Das Bezirksgericht Kreuzlingen hat einen 42-jährigen Mann von sämtlichen Vorwürfen betreffend häusliche Gewalt freigesprochen. Dabei berief es sich in seinem am Donnerstag veröffentlichten Urteil auf den Grundsatz «Im Zweifel für den Angeklagten».

Die Hauptverhandlung vor dem Bezirksgericht fand im April 2020 statt. Beschuldigt war der Schweizer der mehrfachen Vergewaltigung und Nötigung, der Schändung, Körperverletzung und Drohung. Als Privatklägerin trat die Lebenspartnerin des Beschuldigten auf.

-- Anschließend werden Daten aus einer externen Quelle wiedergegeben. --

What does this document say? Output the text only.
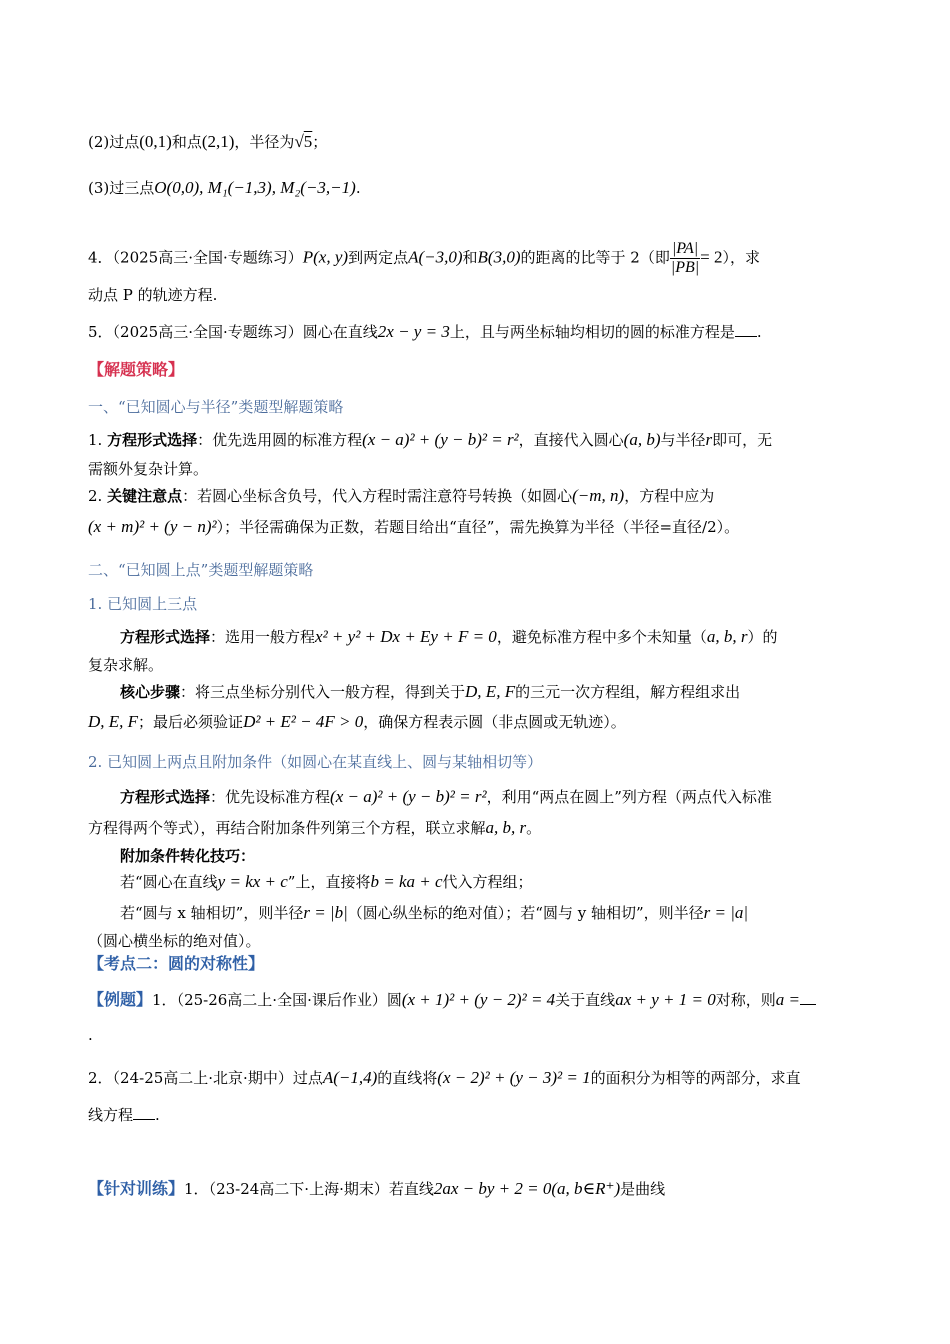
(2)过点(0,1)和点(2,1)，半径为√5；
(3)过三点O(0,0), M₁(−1,3), M₂(−3,−1).
4．（2025高三·全国·专题练习）P(x, y)到两定点A(−3,0)和B(3,0)的距离的比等于 2（即 $\frac{|PA|}{|PB|} = 2$），求
动点 P 的轨迹方程.
5．（2025高三·全国·专题练习）圆心在直线2x − y = 3上，且与两坐标轴均相切的圆的标准方程是 .
【解题策略】
一、“已知圆心与半径”类题型解题策略
1. 方程形式选择：优先选用圆的标准方程(x − a)² + (y − b)² = r²，直接代入圆心(a, b)与半径r即可，无
需额外复杂计算。
2. 关键注意点：若圆心坐标含负号，代入方程时需注意符号转换（如圆心(−m, n)，方程中应为
(x + m)² + (y − n)²）；半径需确保为正数，若题目给出“直径”，需先换算为半径（半径=直径/2）。
二、“已知圆上点”类题型解题策略
1. 已知圆上三点
方程形式选择：选用一般方程x² + y² + Dx + Ey + F = 0，避免标准方程中多个未知量（a, b, r）的
复杂求解。
核心步骤：将三点坐标分别代入一般方程，得到关于D, E, F的三元一次方程组，解方程组求出
D, E, F；最后必须验证D² + E² − 4F > 0，确保方程表示圆（非点圆或无轨迹）。
2. 已知圆上两点且附加条件（如圆心在某直线上、圆与某轴相切等）
方程形式选择：优先设标准方程(x − a)² + (y − b)² = r²，利用“两点在圆上”列方程（两点代入标准
方程得两个等式），再结合附加条件列第三个方程，联立求解a, b, r。
附加条件转化技巧：
若“圆心在直线y = kx + c”上，直接将b = ka + c代入方程组；
若“圆与 x 轴相切”，则半径r = |b|（圆心纵坐标的绝对值）；若“圆与 y 轴相切”，则半径r = |a|
（圆心横坐标的绝对值）。
【考点二：圆的对称性】
【例题】1．（25-26高二上·全国·课后作业）圆(x + 1)² + (y − 2)² = 4关于直线ax + y + 1 = 0对称，则a =
.
2．（24-25高二上·北京·期中）过点A(−1,4)的直线将(x − 2)² + (y − 3)² = 1的面积分为相等的两部分，求直
线方程 .
【针对训练】1．（23-24高二下·上海·期末）若直线2ax − by + 2 = 0(a, b∈R⁺)是曲线
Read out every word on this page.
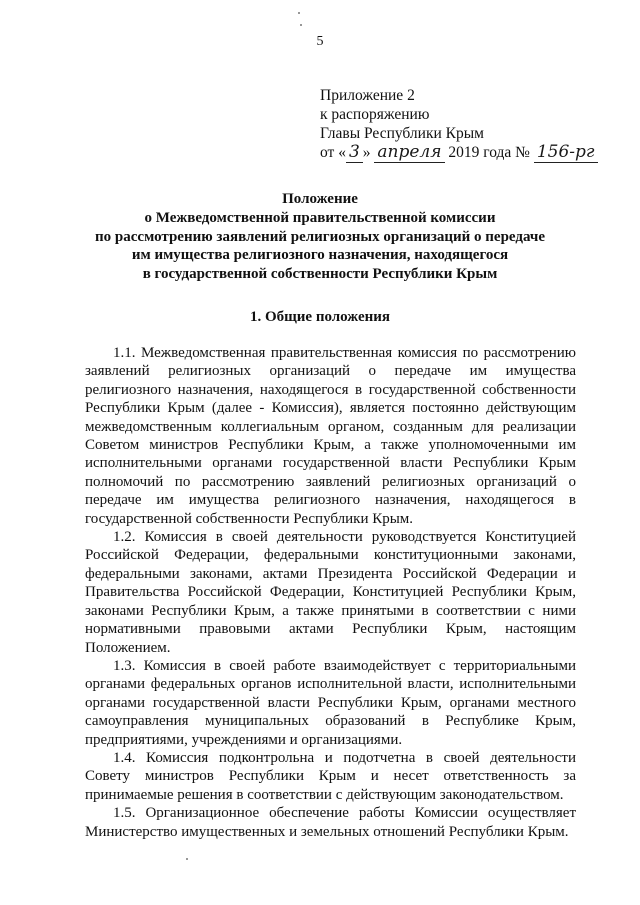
5
Приложение 2
к распоряжению
Главы Республики Крым
от « 3 » апреля 2019 года № 156-рг
Положение
о Межведомственной правительственной комиссии
по рассмотрению заявлений религиозных организаций о передаче
им имущества религиозного назначения, находящегося
в государственной собственности Республики Крым
1. Общие положения

1.1. Межведомственная правительственная комиссия по рассмотрению заявлений религиозных организаций о передаче им имущества религиозного назначения, находящегося в государственной собственности Республики Крым (далее - Комиссия), является постоянно действующим межведомственным коллегиальным органом, созданным для реализации Советом министров Республики Крым, а также уполномоченными им исполнительными органами государственной власти Республики Крым полномочий по рассмотрению заявлений религиозных организаций о передаче им имущества религиозного назначения, находящегося в государственной собственности Республики Крым.

1.2. Комиссия в своей деятельности руководствуется Конституцией Российской Федерации, федеральными конституционными законами, федеральными законами, актами Президента Российской Федерации и Правительства Российской Федерации, Конституцией Республики Крым, законами Республики Крым, а также принятыми в соответствии с ними нормативными правовыми актами Республики Крым, настоящим Положением.

1.3. Комиссия в своей работе взаимодействует с территориальными органами федеральных органов исполнительной власти, исполнительными органами государственной власти Республики Крым, органами местного самоуправления муниципальных образований в Республике Крым, предприятиями, учреждениями и организациями.

1.4. Комиссия подконтрольна и подотчетна в своей деятельности Совету министров Республики Крым и несет ответственность за принимаемые решения в соответствии с действующим законодательством.

1.5. Организационное обеспечение работы Комиссии осуществляет Министерство имущественных и земельных отношений Республики Крым.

Das Gericht sprach nun den Beschuldigten von sämtlichen Vorwürfen frei. Für die abgeseesene Untersuchungshaft erhält er eine Genugtuung, zudem eine Entschädigung für seine Anwaltskosten. Die Zivilforderungen der Frau wies da Gericht ab.

«Vier-Augen-Delikt»

Die Vorfälle sollen laut Anklage im Herbst 2016 in der gemeinsamen Wohnung des Paares stattgefunden haben. Fälle von häuslicher Gewalt sind im Allgemeinen so genannte Vier-Augen-Delikte, das heisst, es gibt keine Dritten als Augenzeugen – das Gericht muss sich für sein Urteil auf die Aussagen der direkt Beteiligten stützen.

In seinen Ausführungen weist das Gericht darauf hin, ein Schuldspruch dürfe «nie auf blosser Wahrscheinlichkeit» beruhen. Er dürfe nur erfolgen, wenn die Schuld «mit hinreichender Sicherheit erwiesen» sei.

Von diesen Grundsätzen dürfe auch nicht abgewichen werden mit der Begründung, dass sich «das Opfer einer Straftat manchmal in einem eigentlichen Beweisnotstand befindet». Das bedeute keine automatischen Freisprüche in solchen Fällen. Für einen Schuldspruch müssen jedoch die Aussagen des Opfers eine sehr hohe, jene des oder der Beschuldigten eine sehr tiefe Validität aufweisen.

Aussagen nicht glaubhaft

Die Kreuzlinger Richter kamen nun zum Schluss, die Aussagen der Frau, auch sie Schweizerin, seien «insgesamt als nicht glaubhaft zu qualifizieren», wie es im Urteil heisst. Sie habe «das Kerngeschehen weder gleichbleibend noch in sich schlüssig oder folgerichtig» geschildert. Teils hätten ihre Aussagen gar nachweislich den Fakten widersprochen.

Der Beschuldigte hatte alle Vorwürfe zurückgewiesen. Auch seine Aussagen vermochten die Richterinnen und Richter «nicht restlos zu überzeugen». Sie wiesen aber «weniger Widersprüche, mehr Realitätsmerkmale und Detailreichtum» auf, als jene der Frau. Es könne «nicht zweifelsfrei ausgeschlossen werden», dass seine Schilderungen der Ereignisse zuträfen, so das Urteil.

Das Urteil ist noch nicht rechtskräftig. Die Staatsanwältin hatte Schuldsprüche und eine fünfjährige Freiheitsstrafe gefordert.